Black and Hispanic entrepreneurs convene to discuss keys to business expansion and wealth building
by Pam Cox
What is the quickest way to grow wealth for Blacks and Hispanics in Richmond, Virginia?
This topic and more were at point of mind during the Create, Grow, Scale: Black & Hispanic Entrepreneurship Convening held at Virginia Commonwealth University on May 16, 2023. The event was organized through a partnership between the Wilder School Research Institute for Social Equity (RISE) and the Capital One Insights Center.
“It is important for us to discuss ways to increase equity in entrepreneurship,” said Nakenia Douglas-Glenn, director of RISE. She added that the convening was organized to give “Black and Hispanic entrepreneurs an opportunity to gain knowledge and resources to assist them in expanding their business and fostering wealth.”
The day-long convening brought together individuals and organizations with a vested interest in advancing the success of Black and Hispanic entrepreneurs. It was an opportunity for Richmond-area business owners to hear the findings from a Fall 2022 study on Black and Hispanic businesses in the city. The study, conducted by Boston Consulting Group and commissioned by Capital One Insights Center, revealed that while 35% of Black and Hispanic businesses grew wealth, there is a wide disparity in access to start-up costs and business loans as compared to non-minority companies.
The report outlined critical factors to success and wealth building, including a thriving business ecosystem. The study focused on Richmond for several reasons, including the projection that the population will grow by more than 19% by 2050 and that the average Black and Hispanic business has been open for more than 12 years representing the service, retail, and manufacturing sectors.
A fireside chat gave participants the opportunities to discuss and ask questions about the research. The chat was moderated by Shena Ashley, Ph.D., president of the Capital One Insight Center, with David Rabkin, executive vice president and head of card & payments. Highlights included addressing the disparity in financial support for minority businesses and ways companies like Capital One can provide greater access to business funding, knowledge and support, and business development training.

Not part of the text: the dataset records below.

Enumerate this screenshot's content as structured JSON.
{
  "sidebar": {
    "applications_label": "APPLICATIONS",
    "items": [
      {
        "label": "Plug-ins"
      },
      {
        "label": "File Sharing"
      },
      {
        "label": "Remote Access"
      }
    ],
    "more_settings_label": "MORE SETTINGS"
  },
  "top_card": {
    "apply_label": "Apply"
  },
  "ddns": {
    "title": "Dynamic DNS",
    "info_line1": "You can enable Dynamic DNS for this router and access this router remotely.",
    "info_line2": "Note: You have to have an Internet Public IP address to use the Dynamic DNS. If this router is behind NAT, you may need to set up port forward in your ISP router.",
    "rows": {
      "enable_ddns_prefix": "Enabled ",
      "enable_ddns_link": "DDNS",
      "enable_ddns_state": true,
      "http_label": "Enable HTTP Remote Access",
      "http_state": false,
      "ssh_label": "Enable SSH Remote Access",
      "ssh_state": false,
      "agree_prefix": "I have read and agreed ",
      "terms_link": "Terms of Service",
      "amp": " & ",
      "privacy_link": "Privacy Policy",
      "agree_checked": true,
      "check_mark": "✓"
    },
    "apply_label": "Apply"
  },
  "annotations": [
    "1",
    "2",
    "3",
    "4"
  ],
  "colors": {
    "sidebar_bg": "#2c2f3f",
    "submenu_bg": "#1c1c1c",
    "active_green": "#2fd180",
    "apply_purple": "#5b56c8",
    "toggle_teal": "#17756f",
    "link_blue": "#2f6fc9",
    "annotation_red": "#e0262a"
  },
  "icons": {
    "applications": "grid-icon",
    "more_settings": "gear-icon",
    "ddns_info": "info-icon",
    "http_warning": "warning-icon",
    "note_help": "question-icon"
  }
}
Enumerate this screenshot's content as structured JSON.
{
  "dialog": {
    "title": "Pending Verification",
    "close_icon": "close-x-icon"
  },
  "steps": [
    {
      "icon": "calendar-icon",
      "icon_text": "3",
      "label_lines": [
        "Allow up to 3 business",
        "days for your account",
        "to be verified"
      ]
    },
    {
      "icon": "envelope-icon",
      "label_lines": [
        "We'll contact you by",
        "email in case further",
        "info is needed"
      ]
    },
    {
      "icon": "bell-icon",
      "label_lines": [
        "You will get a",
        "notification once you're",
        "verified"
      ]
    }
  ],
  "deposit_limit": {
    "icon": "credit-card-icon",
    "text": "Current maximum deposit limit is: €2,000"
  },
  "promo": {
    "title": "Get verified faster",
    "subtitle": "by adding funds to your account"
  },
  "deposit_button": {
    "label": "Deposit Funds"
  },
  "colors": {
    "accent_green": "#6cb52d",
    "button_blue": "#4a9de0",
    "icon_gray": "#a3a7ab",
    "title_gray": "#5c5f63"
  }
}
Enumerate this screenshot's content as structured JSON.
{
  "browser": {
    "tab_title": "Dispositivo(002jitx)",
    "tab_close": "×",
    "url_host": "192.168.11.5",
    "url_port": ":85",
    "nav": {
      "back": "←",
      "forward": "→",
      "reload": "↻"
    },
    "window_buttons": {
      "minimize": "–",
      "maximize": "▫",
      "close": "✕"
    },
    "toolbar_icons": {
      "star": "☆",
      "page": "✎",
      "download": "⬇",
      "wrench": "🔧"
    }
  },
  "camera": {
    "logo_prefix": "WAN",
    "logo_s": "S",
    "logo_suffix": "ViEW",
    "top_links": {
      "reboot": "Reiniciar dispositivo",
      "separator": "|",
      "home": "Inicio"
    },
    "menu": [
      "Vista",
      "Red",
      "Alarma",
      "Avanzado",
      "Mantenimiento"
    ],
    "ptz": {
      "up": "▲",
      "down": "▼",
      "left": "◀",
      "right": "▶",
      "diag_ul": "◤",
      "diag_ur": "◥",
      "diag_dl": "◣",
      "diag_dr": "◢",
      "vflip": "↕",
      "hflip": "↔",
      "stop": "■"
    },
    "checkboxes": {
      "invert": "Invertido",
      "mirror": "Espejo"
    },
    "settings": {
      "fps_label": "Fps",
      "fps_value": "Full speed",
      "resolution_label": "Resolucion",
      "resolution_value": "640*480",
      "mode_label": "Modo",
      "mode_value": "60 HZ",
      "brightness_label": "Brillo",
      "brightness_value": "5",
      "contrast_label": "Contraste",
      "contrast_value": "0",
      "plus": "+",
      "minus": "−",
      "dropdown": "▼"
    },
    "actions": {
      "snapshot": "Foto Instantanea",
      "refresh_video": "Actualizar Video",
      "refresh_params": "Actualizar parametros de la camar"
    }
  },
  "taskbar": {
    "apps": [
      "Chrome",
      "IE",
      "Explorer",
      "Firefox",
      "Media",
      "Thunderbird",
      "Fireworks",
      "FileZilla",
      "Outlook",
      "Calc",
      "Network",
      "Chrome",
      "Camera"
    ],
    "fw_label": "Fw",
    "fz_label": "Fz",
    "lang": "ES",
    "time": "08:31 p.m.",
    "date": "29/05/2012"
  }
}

The Capital One leadership emphasized the importance of a supportive business ecosystem in helping entrepreneurs on the road to wealth creation.
“In order to have a thriving business, you have to have a vibrant community,” said Rabkin. “Most Black and Hispanic neighborhoods don’t have the resources and access to start up costs. It’s important to pour into small businesses so they thrive and grow wealth, which supports the local economy.”
Rabkin noted that entrepreneurs should focus on acquiring five various types of capital to ensure business success. They are: asset capital, institutional capital, human capital, knowledge capital, and cultural capital.
The keynote speaker was the CEO of Kickstarter and Richmond native, Everrette Taylor, who shared his journey to entrepreneurship. He encouraged fellow business owners and those interested in starting one to “go to the edge of your comfort zone and take another step.”
Wilder School associate professor Elsie Harper-Anderson, Ph.D. followed the keynote address by sharing results of her research on Minority Business Enterprise (MBE) in Richmond. The report revealed the need to create a stronger partnership model for Black and Hispanic Entrepreneurs. Harper-Anderson punctuated that “entrepreneurship involves more than business related inputs, but personal and life inputs as well. Business owners realize that they work more “in” their business, leaving less time to work “on” their business.”
A panel discussion with local entrepreneurs was led by Wilder School associate professor Meghan Gough, Ph.D. The panelist were: Rasheeda Creighton(president & CEO, Jackson Ward Collective Foundation), Sandi Cano Cauley (founder & owner,Scott Hill Creative & Turn Cardio JAM Studio), Brown Hansbaro (owner & lead designer, The Flower Guy Bron), Telisha Woodfin (founder & owner, LIVLoved). Their discussion, “Wealth creation is not just about numbers and dollars, it’s what we create and offer,” gave them the opportunity to share their experience and offer advice. The panelists discussed what they referred to as three parts to financial freedom that entrepreneurs should consider: 1)Individual wealth can take care of my family, 2) Importance of individual investment money to live beyond, and 3) Pouring into others through community investment. The day concluded with an in-depth conversation on what the entrepreneurs learned and how best to spread the information to other entrepreneurs.
The convening continued for a second day at the Michael Wassmer Innovation Center at 1717, a startup incubator in Richmond, for a half-day strategy session facilitated by RISE. The goal was to create solutions and actions that will strengthen relationships between lenders/funders and Black and Hispanic business owners. The day provided an opportunity for networking with local business owners and key stakeholders within Richmond’s entrepreneurial ecosystem.
The Research Institute for Social Equity (RISE) within the Wilder School serves as a vehicle to advance racial equity and social equity through multidisciplinary scholarship, research, training, and engagement. The goal of RISE is to be the national leader in advancing social equity through informing public policy, governance, and practice to improve conditions for marginalized voices within our society, including communities of color, LGBTQIA individuals, people with disabilities, incarcerated populations, survivors of domestic violence, and women.